Conseguí entrar como aprendiz en Alfa Romeo gracias a una gestión político-familiar: La madre de Paco Suárez, mi maestro, era amiga de mi abuela y entre las dos se pusieron de acuerdo para labrarme un porvenir.
La plantilla de aquella “empresa”, propiedad de la familia Ruiz Jiménez, consistía en: un maestro, Paco Suárez, uno de los mejores mecánicos que he conocido en mi vida, “Catete”, un aprendiz aventajado, y yo, que no podía imaginar entonces en el lío que me habían metido.
Desde el principio, el cometido que teníamos asignado “Catete” y yo era realmente muy diverso: lavábamos los coches, los engrasábamos, y montábamos y desmontábamos cualquier pieza, además de hacer los recados que fuese necesario en busca de recambios, tarea nada fácil en aquellos tiempos.

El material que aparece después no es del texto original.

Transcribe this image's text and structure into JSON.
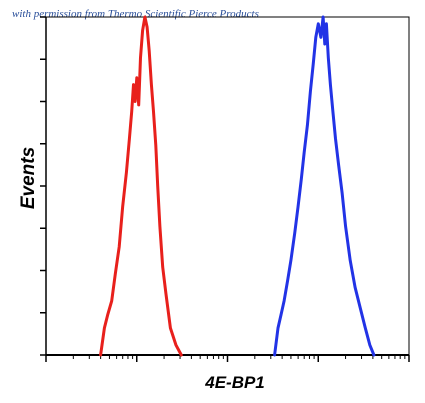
{
  "watermark": "with permission from Thermo Scientific Pierce Products",
  "chart_data": {
    "type": "line",
    "xlabel": "4E-BP1",
    "ylabel": "Events",
    "xscale": "log",
    "xlim": [
      1,
      10000
    ],
    "ylim": [
      0,
      100
    ],
    "grid": false,
    "series": [
      {
        "color": "#e8201c",
        "x": [
          4.0,
          4.4,
          4.8,
          5.3,
          5.8,
          6.4,
          7.0,
          7.7,
          8.3,
          8.8,
          9.2,
          9.6,
          10.0,
          10.5,
          11.0,
          11.6,
          12.3,
          13.0,
          13.7,
          14.5,
          15.3,
          16.2,
          17.0,
          18.0,
          19.3,
          21.0,
          23.5,
          27.0,
          31.0
        ],
        "y": [
          0,
          8,
          12,
          16,
          24,
          32,
          44,
          54,
          64,
          72,
          80,
          75,
          82,
          74,
          88,
          96,
          100,
          97,
          90,
          80,
          72,
          62,
          50,
          38,
          26,
          18,
          8,
          3,
          0
        ]
      },
      {
        "color": "#2233e6",
        "x": [
          330,
          360,
          390,
          420,
          460,
          500,
          550,
          600,
          650,
          700,
          760,
          820,
          880,
          940,
          1000,
          1070,
          1130,
          1180,
          1230,
          1290,
          1360,
          1450,
          1550,
          1680,
          1830,
          2000,
          2250,
          2550,
          2900,
          3300,
          3700,
          4100
        ],
        "y": [
          0,
          8,
          12,
          16,
          22,
          28,
          36,
          44,
          52,
          60,
          68,
          78,
          86,
          94,
          98,
          94,
          100,
          92,
          98,
          88,
          80,
          72,
          64,
          56,
          48,
          38,
          28,
          20,
          14,
          8,
          3,
          0
        ]
      }
    ]
  }
}
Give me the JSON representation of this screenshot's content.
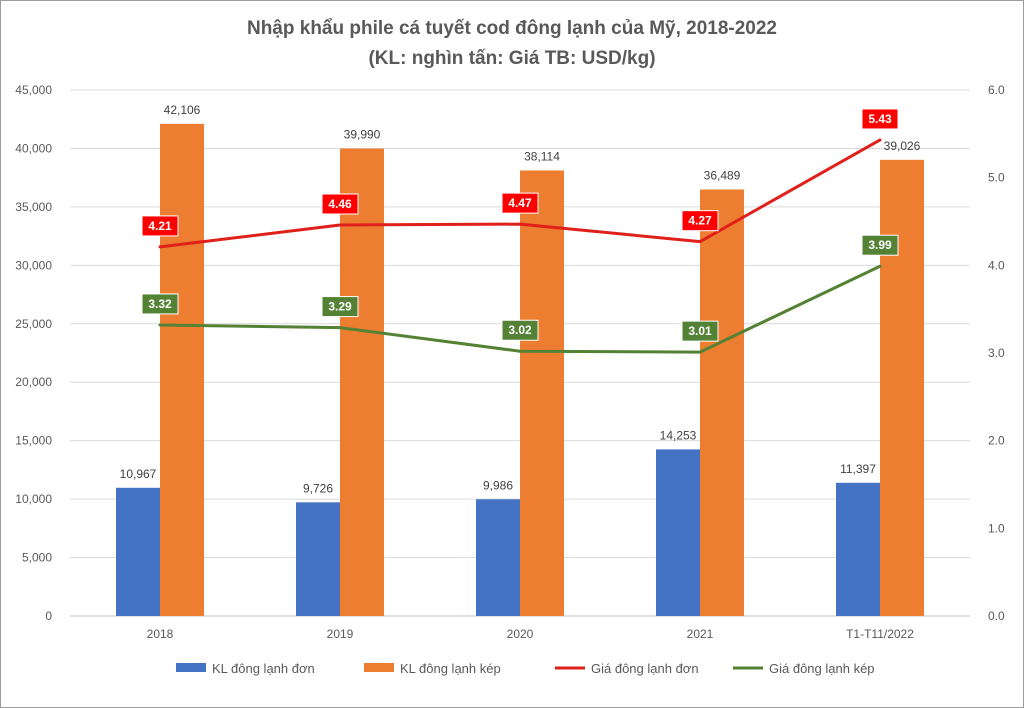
{
  "chart_data": {
    "type": "bar",
    "title": "Nhập khẩu phile cá tuyết cod đông lạnh của Mỹ, 2018-2022",
    "subtitle": "(KL: nghìn tấn: Giá TB: USD/kg)",
    "categories": [
      "2018",
      "2019",
      "2020",
      "2021",
      "T1-T11/2022"
    ],
    "y_left": {
      "lim": [
        0,
        45000
      ],
      "ticks": [
        "0",
        "5,000",
        "10,000",
        "15,000",
        "20,000",
        "25,000",
        "30,000",
        "35,000",
        "40,000",
        "45,000"
      ]
    },
    "y_right": {
      "lim": [
        0,
        6
      ],
      "ticks": [
        "0.0",
        "1.0",
        "2.0",
        "3.0",
        "4.0",
        "5.0",
        "6.0"
      ]
    },
    "grid": true,
    "legend_position": "bottom",
    "series": [
      {
        "name": "KL đông lạnh đơn",
        "type": "bar",
        "axis": "left",
        "color": "#4472c4",
        "values": [
          10967,
          9726,
          9986,
          14253,
          11397
        ],
        "labels": [
          "10,967",
          "9,726",
          "9,986",
          "14,253",
          "11,397"
        ]
      },
      {
        "name": "KL đông lạnh kép",
        "type": "bar",
        "axis": "left",
        "color": "#ed7d31",
        "values": [
          42106,
          39990,
          38114,
          36489,
          39026
        ],
        "labels": [
          "42,106",
          "39,990",
          "38,114",
          "36,489",
          "39,026"
        ]
      },
      {
        "name": "Giá đông lạnh đơn",
        "type": "line",
        "axis": "right",
        "color": "#e0201b",
        "label_bg": "#ff0000",
        "values": [
          4.21,
          4.46,
          4.47,
          4.27,
          5.43
        ],
        "labels": [
          "4.21",
          "4.46",
          "4.47",
          "4.27",
          "5.43"
        ]
      },
      {
        "name": "Giá đông lạnh kép",
        "type": "line",
        "axis": "right",
        "color": "#548235",
        "label_bg": "#548235",
        "values": [
          3.32,
          3.29,
          3.02,
          3.01,
          3.99
        ],
        "labels": [
          "3.32",
          "3.29",
          "3.02",
          "3.01",
          "3.99"
        ]
      }
    ]
  }
}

Pero nuestra función principal consistía, sobre todo, en mantener las herramientas limpias como si de material quirúrgico se tratase. Cuando le entregábamos al maestro alguna herramienta, solicitada con un gesto, la falta de atención, o el menor indicio de suciedad o grasa, normalmente era devuelta a 50 kilómetros por hora como un proyectil contra nuestra cabeza o con una fuerte patada aplicada con fulminante rapidez en el culo, si éste se encontraba cerca de las largas piernas de Paco.
En aquel ambiente de máxima cordialidad laboral, aun recuerdo con espanto el día que mi maestro me confió el cambio de aceite de una furgoneta Bradford que llevaba un motor bicilíndrico copia de las motos BMW alemanas.
Aquellos coches costaban por entonces, cuando se conseguía uno -un privilegio reservado a los pocos que podían obtener una licencia de importación-, la increíble suma de 250.000 pesetas.
Recuerdo que al cambiarle el aceite, por alguna distracción propia de los pocos años, me dejé el tapón del carter flojo. El coche salió del taller (todavía se me ponen los pelos de punta al recordarlo) y cuando regresó su dueño, (porque el coche nunca pudo hacerlo por sus propios medios) nos explicó que el motor se había fundido porque había perdido todo el aceite.
Me escapé del taller como pude y no recuerdo a donde fui a esconderme completamente aterrorizado. Lo que si recuerdo perfectamente fue que la madre de Paco y mi abuela mantuvieron durante horas interminables conversaciones tratando de contener los instintos asesinos de mi maestro que había jurado por todos los santos matarme si me encontraba.
Ahora que lo pienso, no me extraña.
Se me olvidaba. El sueldo, la semana que había dinero para pagarnos a Catete y a mi, era de dos pesetas con cincuenta céntimos, diarias. Las horas, las que fuesen necesarias y ojito con abrir la boca.